Both the Aug. 10 and Aug. 23 events filled within 24 hours of being posted, and about 20 people were waitlisted.
After a brief tour of the facility and discussion about the history of the company and its products, guests were treated to a sampling of recipes from Bartolucci’s cookbook “Einkorn.”
The scones, cookies and bread from the book all utilized einkorn, the ancestral variety of wheat that she discovered was suitable for her daughter Giulia, who had gluten sensitivity issues.
Since einkorn bakes much differently than regular, all-purpose flour — it’s more finely milled and has weaker gluten — Bartolucci ended the evening with a demonstration of some of the more common recipes and techniques in the book. Rather than kneading einkorn dough straight out of the bowl, she recommended letting it sit and turning it every 15 minutes to allow the flour to slowly absorb the water and form a less sticky dough.
She also discussed how to create and use a sourdough starter; she said she loves seeing photos from people in her classes baking picture-perfect loaves at home using her recipes.

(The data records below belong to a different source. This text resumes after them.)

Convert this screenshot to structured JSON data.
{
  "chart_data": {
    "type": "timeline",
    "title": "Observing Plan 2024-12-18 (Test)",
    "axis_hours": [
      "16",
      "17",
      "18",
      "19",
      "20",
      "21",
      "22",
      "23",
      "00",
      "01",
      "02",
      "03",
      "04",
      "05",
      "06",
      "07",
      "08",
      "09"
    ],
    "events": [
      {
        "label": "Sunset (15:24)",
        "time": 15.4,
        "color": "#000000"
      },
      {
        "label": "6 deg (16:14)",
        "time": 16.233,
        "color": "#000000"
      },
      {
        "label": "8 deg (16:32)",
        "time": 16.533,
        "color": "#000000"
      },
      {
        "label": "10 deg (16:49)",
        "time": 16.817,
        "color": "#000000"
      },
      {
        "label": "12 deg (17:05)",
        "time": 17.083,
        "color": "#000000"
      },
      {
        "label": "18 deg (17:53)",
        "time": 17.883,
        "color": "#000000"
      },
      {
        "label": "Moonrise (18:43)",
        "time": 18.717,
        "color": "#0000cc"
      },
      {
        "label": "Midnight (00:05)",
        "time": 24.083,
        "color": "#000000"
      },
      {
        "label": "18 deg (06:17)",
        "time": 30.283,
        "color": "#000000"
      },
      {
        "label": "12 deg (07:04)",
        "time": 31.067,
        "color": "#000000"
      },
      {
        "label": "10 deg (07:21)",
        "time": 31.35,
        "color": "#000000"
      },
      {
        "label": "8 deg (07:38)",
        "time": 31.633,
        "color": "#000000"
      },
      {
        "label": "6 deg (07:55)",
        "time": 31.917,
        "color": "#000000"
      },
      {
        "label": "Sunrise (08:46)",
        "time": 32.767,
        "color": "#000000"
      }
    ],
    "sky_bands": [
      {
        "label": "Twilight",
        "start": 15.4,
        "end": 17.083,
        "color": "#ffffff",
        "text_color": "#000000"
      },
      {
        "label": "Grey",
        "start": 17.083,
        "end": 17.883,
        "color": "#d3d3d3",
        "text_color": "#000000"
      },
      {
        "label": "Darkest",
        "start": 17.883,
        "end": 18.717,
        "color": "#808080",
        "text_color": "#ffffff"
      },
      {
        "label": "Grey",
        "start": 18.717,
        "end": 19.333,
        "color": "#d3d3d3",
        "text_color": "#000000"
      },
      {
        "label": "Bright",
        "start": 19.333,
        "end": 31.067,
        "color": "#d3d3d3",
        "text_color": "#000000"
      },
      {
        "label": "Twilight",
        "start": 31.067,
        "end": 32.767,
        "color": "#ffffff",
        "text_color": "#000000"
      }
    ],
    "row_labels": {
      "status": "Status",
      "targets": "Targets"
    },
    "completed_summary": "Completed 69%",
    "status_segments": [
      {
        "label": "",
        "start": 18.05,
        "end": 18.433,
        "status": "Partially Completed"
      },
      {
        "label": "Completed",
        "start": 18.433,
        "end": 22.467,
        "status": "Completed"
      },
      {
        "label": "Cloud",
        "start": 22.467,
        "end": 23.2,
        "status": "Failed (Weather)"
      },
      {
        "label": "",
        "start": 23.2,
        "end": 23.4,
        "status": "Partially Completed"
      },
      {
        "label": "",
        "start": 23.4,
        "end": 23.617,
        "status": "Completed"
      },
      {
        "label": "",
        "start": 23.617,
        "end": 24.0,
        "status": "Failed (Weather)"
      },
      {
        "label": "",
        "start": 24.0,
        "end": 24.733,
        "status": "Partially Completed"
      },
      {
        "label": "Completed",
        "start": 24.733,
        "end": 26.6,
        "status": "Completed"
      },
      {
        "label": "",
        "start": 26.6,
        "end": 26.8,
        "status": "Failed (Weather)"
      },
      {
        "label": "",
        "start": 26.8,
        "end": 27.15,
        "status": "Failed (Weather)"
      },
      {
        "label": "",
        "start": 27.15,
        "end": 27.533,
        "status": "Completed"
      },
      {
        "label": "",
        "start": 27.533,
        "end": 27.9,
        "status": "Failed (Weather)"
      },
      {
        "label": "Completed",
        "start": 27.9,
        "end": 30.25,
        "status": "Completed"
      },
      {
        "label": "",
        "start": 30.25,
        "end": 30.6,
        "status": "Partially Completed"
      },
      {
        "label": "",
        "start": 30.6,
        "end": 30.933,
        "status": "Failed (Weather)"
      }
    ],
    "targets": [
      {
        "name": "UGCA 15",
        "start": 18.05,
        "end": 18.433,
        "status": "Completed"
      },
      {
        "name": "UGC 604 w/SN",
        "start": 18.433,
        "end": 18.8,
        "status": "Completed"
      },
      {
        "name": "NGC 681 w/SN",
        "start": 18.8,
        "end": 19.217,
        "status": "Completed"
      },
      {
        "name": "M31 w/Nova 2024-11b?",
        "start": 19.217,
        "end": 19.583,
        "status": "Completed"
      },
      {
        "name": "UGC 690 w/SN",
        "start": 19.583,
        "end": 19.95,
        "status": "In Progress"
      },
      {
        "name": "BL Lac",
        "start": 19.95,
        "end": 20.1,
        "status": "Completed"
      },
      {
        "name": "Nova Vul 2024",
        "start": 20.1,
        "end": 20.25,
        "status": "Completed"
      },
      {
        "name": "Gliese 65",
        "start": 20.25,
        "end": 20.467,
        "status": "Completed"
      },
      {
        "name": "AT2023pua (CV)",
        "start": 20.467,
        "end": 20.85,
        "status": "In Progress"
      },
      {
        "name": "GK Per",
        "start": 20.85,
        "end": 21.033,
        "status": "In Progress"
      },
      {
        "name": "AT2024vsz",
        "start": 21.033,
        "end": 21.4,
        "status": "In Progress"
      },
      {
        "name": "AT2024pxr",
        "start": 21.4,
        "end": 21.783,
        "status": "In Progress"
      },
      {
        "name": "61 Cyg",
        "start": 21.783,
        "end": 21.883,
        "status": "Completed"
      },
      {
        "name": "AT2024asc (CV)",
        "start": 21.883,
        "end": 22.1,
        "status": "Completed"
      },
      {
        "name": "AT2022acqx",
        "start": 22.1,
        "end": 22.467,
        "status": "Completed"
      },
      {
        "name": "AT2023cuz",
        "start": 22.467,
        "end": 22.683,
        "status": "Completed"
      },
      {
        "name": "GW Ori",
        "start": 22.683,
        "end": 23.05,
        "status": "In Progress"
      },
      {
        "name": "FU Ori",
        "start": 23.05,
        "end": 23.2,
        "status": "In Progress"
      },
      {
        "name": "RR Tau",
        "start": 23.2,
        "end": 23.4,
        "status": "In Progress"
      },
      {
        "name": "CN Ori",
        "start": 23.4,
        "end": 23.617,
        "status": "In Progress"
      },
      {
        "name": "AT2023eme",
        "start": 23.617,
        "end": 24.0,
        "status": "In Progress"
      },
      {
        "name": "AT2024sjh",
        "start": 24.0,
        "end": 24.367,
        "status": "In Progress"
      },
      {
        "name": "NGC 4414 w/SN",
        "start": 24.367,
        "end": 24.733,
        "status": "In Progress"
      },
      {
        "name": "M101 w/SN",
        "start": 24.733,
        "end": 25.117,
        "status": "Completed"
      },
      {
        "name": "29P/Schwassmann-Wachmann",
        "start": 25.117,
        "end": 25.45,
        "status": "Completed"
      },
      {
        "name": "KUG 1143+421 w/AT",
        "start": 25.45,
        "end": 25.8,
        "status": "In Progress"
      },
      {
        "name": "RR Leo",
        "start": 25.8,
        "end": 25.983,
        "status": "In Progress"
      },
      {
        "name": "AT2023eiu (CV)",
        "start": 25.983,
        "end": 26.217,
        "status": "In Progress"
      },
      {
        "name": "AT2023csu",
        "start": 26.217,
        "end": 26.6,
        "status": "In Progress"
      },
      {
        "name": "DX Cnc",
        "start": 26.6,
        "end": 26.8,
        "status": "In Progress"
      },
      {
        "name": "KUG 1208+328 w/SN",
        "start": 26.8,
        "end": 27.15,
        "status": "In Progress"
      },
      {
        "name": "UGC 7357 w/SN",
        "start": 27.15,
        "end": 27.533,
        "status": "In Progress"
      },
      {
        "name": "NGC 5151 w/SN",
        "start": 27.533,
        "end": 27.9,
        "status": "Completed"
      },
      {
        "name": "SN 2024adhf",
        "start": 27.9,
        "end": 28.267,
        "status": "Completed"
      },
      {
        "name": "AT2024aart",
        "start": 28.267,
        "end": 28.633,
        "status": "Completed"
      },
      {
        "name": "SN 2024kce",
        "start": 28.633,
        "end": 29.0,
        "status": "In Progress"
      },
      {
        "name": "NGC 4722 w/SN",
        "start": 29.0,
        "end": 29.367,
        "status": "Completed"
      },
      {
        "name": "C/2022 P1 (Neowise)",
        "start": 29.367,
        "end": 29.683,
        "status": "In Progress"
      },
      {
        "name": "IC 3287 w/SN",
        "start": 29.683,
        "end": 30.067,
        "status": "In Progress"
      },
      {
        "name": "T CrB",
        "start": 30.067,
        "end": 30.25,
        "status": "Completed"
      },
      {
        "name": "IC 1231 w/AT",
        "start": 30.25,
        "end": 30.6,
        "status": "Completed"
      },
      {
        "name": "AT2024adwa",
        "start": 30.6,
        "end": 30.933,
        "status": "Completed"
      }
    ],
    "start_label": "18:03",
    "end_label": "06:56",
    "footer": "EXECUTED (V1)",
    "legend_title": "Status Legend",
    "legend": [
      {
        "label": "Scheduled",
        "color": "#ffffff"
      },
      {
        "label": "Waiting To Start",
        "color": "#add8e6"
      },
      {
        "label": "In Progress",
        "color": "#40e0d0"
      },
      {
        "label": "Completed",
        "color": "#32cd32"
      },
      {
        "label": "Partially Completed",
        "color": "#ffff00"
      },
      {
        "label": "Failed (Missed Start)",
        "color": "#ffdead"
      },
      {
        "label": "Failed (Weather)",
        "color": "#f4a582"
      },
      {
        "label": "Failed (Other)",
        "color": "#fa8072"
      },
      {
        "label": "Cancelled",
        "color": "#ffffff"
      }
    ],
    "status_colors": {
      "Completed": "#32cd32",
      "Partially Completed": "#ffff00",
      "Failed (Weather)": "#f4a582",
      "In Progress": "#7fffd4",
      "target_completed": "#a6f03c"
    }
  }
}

Using a starter she had been feeding for 10 years, she created a sample starter to pass around, adding that even a mature starter like hers might not behave the same way for every loaf of bread depending on humidity or how much wild yeast is already in the kitchen.
“The more you bake, the more of these wild yeasts will be in your kitchen,” she said. “In my kitchen in Italy, my bread rises really quick, but when I get back to Connecticut, my bread turns out terrible the first few days.”
Bartolucci said her dream is to eventually create a full farm-to-table experience on the site and develop cooking getaways similar to the ones she already runs in Italy. While the kitchens wouldn’t be open to the public year round, they would be open for classes and other events, and all of the design elements would retain the rustic charm of the original property.
“I know that a lot of people like this place, a lot of people got married here, and the property is special to many people, so I feel a sense of responsibility to make sure that I’m doing everything right,” she said. “I think everyone is going to be really excited when they see the plans for the buildings. It’s going to be beautiful.”